One of the best ways to engage consumers is through product placement in entertainment.
In today’s TV and feature film content, there are brand product placement appearances in almost every production. A fact showcased by the Association of National Advertisers survey stating that 87% of advertisers believe branded entertainment is the key to TV advertising.
Studies state that consumers must be exposed 7 times to a brand to create a call to action with traditional advertising. Yet just one entertainment marketing campaign will raise brand recognition by 29%, and brand awareness by 74%. When you accompany that campaign with a commercial, purchase interest rises to 97%.
There are two tactics for securing such exposure which serve either to drive immediate sales or influence future purchases. And both work, at differing costs.
The first tactic is called Brand Integration, and it typically requires a mid-five to high six-plus figure investment – often times accompanied by either a media buy or a promotional campaign. With this scenario the brand is able to work with production to (somewhat – the writers have final say) script the messaging and on screen exposure. Brand integration, accompanied by a well-crafted campaign will yield faster sales results – more social chatter, more website visits, and higher engagement with consumers.

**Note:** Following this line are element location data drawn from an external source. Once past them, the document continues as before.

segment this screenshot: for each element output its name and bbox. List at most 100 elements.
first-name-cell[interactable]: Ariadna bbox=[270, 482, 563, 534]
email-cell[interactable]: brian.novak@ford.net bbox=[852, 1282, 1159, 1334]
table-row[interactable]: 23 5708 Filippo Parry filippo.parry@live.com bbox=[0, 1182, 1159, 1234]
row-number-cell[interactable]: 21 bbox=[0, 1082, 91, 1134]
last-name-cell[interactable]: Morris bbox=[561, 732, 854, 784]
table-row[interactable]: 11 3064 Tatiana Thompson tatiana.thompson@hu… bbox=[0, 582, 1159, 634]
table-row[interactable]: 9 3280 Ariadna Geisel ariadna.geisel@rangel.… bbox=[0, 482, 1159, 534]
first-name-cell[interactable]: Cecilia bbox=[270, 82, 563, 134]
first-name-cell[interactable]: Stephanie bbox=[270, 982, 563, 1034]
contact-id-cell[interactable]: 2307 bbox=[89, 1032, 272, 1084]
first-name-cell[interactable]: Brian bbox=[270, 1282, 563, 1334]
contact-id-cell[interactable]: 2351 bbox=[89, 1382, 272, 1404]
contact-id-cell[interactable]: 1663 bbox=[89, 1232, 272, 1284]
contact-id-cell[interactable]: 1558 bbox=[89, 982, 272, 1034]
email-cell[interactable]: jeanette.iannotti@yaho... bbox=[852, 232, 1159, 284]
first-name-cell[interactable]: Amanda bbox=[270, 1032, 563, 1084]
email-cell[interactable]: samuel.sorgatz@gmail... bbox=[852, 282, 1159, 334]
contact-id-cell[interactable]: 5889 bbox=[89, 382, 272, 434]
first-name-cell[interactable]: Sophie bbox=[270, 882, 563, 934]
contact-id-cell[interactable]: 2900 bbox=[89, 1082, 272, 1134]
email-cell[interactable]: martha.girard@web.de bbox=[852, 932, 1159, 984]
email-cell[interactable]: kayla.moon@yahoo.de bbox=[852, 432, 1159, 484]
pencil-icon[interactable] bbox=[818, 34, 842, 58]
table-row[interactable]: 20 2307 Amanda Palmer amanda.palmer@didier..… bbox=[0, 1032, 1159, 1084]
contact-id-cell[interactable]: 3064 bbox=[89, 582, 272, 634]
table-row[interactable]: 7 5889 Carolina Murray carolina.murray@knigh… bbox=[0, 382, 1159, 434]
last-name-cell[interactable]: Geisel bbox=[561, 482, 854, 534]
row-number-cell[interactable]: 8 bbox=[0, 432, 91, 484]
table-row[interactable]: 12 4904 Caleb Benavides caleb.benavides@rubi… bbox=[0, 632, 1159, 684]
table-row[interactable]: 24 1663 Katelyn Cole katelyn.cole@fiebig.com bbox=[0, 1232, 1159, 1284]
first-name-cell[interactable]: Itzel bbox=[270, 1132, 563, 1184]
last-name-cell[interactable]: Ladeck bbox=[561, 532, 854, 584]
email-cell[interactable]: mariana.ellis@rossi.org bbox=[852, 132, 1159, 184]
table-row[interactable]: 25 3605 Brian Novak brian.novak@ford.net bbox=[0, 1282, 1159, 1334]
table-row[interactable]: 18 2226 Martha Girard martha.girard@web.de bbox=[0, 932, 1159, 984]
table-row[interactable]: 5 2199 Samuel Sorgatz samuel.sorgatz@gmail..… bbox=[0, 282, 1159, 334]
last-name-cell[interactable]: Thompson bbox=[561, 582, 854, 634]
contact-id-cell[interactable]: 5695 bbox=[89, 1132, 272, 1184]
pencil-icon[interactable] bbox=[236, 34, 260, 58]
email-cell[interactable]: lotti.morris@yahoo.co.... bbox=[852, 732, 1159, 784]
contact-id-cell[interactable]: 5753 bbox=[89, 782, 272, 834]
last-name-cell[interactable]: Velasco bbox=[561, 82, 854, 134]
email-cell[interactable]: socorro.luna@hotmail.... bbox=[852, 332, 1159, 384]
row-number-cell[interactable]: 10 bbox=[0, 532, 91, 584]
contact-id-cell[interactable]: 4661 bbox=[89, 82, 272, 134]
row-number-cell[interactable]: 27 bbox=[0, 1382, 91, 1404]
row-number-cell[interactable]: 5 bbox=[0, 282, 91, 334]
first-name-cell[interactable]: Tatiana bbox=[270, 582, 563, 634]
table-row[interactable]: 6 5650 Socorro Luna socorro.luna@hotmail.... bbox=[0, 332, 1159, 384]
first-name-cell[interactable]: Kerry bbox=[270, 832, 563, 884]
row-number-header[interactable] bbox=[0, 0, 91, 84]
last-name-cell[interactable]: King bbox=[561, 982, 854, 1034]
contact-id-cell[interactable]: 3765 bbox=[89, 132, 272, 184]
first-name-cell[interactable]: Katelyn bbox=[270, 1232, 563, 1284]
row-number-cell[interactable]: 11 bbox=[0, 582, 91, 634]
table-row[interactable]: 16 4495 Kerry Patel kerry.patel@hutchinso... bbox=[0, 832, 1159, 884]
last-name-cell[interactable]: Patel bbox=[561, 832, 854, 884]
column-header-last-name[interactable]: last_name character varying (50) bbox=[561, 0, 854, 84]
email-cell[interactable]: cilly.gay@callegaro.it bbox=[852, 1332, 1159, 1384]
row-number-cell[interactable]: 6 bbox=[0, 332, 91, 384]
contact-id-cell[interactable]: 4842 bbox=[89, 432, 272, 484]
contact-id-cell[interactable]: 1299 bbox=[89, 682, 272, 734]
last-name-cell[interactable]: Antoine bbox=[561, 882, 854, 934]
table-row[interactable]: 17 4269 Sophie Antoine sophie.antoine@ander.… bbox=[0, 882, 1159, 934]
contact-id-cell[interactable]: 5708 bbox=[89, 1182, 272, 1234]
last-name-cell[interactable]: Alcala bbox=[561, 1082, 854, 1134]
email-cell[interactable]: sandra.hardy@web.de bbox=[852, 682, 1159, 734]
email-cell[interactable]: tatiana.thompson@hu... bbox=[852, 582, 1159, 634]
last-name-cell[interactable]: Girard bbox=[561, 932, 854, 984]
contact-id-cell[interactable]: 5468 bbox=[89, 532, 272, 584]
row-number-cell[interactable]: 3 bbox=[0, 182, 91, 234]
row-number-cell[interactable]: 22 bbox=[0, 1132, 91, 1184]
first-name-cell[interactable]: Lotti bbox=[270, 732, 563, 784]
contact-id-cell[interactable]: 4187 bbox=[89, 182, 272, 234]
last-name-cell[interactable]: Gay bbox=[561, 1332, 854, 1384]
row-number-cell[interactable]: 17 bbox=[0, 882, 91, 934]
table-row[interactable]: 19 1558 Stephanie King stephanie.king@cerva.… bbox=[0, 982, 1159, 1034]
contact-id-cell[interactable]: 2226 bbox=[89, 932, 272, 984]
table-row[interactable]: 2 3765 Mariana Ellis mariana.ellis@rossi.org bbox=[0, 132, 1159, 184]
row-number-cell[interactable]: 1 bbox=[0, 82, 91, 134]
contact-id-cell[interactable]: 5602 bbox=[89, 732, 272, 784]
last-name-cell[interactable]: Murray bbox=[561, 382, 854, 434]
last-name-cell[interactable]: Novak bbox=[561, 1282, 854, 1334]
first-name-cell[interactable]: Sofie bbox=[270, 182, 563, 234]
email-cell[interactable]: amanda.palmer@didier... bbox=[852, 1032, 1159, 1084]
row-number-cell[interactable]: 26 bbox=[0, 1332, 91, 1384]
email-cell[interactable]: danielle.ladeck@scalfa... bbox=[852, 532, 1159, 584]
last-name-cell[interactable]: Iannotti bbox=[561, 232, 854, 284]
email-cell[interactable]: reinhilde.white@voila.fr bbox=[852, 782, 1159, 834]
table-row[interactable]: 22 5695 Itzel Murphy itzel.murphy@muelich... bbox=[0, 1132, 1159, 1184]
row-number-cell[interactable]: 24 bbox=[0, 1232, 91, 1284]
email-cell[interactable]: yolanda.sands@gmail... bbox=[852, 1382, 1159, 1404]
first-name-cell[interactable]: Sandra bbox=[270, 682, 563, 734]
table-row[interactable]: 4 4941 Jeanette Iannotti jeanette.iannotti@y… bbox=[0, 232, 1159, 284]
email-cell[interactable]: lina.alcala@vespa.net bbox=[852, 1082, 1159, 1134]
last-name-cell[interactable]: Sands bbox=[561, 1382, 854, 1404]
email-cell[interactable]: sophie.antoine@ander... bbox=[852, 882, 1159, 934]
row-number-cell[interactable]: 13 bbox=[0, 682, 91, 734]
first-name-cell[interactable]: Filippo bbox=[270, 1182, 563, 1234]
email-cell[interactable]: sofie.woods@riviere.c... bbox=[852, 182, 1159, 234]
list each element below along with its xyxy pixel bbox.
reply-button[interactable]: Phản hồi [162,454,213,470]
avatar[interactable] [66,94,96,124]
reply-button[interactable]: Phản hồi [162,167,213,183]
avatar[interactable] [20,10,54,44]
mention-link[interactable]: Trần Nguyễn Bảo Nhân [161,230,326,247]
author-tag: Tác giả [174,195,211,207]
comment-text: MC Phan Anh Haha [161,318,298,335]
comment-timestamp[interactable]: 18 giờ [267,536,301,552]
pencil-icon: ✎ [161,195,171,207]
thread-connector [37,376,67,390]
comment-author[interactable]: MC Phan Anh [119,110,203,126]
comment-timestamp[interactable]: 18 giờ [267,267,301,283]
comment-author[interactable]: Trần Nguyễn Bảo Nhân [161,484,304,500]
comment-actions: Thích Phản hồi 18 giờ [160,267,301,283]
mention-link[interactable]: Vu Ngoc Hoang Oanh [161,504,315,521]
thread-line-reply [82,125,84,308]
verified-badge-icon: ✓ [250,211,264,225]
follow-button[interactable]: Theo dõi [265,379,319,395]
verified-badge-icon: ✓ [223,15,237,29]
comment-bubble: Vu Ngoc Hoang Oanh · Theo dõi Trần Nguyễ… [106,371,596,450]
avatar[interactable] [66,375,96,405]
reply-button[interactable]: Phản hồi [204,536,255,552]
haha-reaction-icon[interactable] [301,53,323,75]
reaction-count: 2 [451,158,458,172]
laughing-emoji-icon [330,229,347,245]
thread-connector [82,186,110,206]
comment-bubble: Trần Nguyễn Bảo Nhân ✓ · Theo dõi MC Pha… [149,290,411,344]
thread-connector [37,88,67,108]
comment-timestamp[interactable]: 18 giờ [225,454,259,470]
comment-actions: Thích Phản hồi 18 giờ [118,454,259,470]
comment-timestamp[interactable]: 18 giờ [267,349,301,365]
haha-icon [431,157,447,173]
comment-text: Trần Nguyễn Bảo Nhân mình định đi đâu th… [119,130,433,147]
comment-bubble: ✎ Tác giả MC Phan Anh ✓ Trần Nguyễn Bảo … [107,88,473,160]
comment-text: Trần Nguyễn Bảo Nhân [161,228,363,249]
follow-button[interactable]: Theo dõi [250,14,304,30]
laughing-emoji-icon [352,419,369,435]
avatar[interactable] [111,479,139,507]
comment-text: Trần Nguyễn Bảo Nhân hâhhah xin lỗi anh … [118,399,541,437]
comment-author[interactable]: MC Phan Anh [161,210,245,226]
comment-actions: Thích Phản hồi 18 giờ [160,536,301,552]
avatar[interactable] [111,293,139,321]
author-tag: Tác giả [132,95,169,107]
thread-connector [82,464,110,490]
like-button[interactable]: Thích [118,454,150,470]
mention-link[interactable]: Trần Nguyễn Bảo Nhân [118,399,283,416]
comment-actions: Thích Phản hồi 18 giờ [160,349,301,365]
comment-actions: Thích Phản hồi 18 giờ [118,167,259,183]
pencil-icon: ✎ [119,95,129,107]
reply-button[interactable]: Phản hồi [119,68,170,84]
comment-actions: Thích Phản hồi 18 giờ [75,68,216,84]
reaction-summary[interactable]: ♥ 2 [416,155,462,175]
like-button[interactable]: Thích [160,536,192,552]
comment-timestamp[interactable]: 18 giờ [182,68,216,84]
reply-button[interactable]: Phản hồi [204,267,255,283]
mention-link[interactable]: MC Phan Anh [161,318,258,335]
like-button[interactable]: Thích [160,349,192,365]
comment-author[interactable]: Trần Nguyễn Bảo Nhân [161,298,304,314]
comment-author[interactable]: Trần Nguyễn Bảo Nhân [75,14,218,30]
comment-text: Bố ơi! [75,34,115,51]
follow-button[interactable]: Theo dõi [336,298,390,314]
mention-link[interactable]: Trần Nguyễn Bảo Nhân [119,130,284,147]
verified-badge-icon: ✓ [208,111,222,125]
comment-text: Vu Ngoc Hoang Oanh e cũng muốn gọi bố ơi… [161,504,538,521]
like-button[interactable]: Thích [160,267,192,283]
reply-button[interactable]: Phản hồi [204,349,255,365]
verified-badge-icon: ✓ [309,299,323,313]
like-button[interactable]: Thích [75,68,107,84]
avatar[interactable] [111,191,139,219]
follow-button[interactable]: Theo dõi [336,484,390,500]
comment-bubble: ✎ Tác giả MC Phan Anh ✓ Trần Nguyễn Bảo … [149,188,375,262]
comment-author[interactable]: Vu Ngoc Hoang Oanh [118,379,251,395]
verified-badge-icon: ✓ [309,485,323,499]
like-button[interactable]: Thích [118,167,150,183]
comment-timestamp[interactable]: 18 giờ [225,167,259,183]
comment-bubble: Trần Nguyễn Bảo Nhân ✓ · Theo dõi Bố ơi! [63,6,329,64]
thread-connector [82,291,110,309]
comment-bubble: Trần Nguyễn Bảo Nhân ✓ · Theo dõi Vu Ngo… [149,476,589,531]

The second tactic is more aptly referred to as Product Placement, in which product is either given or loaned to a production in trade for having a more organic exposure into the scenes on screen. As long as brands are continuously leveraging and participating in more than a handful of productions, this practice serves brands for the long haul. This creates an effective strategy build consumer bases, stay top of mind and – make sales. It also allows for some surprisingly big wins that never would be able to be strategically planned – or bought.
There are four ways to execute a Product Placement campaign with a TV show or feature film.
- The first is a straight trade out or loan of the product. This provides production a cost savings on their bottom line.
- The second is a barter trade out of the product. This provides production complimentary product that again saves on their production costs on a larger scale. Obviously not all brands lend themselves to this – but a beverage or snack brand company might provide a couple of pallets of product for the crew to consume during production, a mobile phone might provide service for key production executives or the entire crew, an automotive partner might provide production loan vehicles for production to use to transport key executives and talent, and many other types of companies might provide a cast and crew gift for the wrap of production.
- The third type of product placement is a cash fee for a storyline to be built around the brand’s core messaging. This cash fee translates the lingo of “Product Placement” to “Brand Integration” and as a brand you will want to have contractual guarantees built in as to how production will – and will not – depict the brand within the scene.
Media Buy And/Or Promotion
- The fourth way Product Placement can be secured (which ties directly back to Brand Integration) is through leveraging the brand’s already planned media buy for TV, Print, Radio or Digital, and cobranding that with the title treatment of the production and/or imagery from the production. Or for those brands that aren’t media buyers – looking at ways to incorporate the property into your retail display. For large scale blockbuster films the production company / distributor is more wisely seeking a bigger and more powerful commitment – the ability to leverage the brand’s promotional advertising. Having the ability to cobrand the film within the brand’s advertising materials – TV, Print, Radio, Digital or even at retail – is equally important for both the brand and the film. The brand obtains the ability to build upon the product placement platform outside of the on screen exposure – creating a way to further increase the engagement with the consumer, and enhance the star power the association brings to the brand. The entertainment property gains reach and access to millions of additional consumers marketed to by the brand – without having to pay millions of dollars. It’s a win/win for both parties – with the caveat that the property needs to be one which resonates with the brand’s core consumer demographic.
With consumers spending an average of 4.4 hours of leisure time daily actively engaged in content on their many screens, brands who have the insight to be interwoven into that content are organically consumed, with each appearance reaffirming its preferred brand status through the implied celebrity endorsement received.
To create a campaign partnership that is relevant and makes sense, it is important to work with industry experts who understand the landscape and what kind of opportunities are out there to identify and activate exactly how your brand can harmoniously and successfully partner with entertainment content.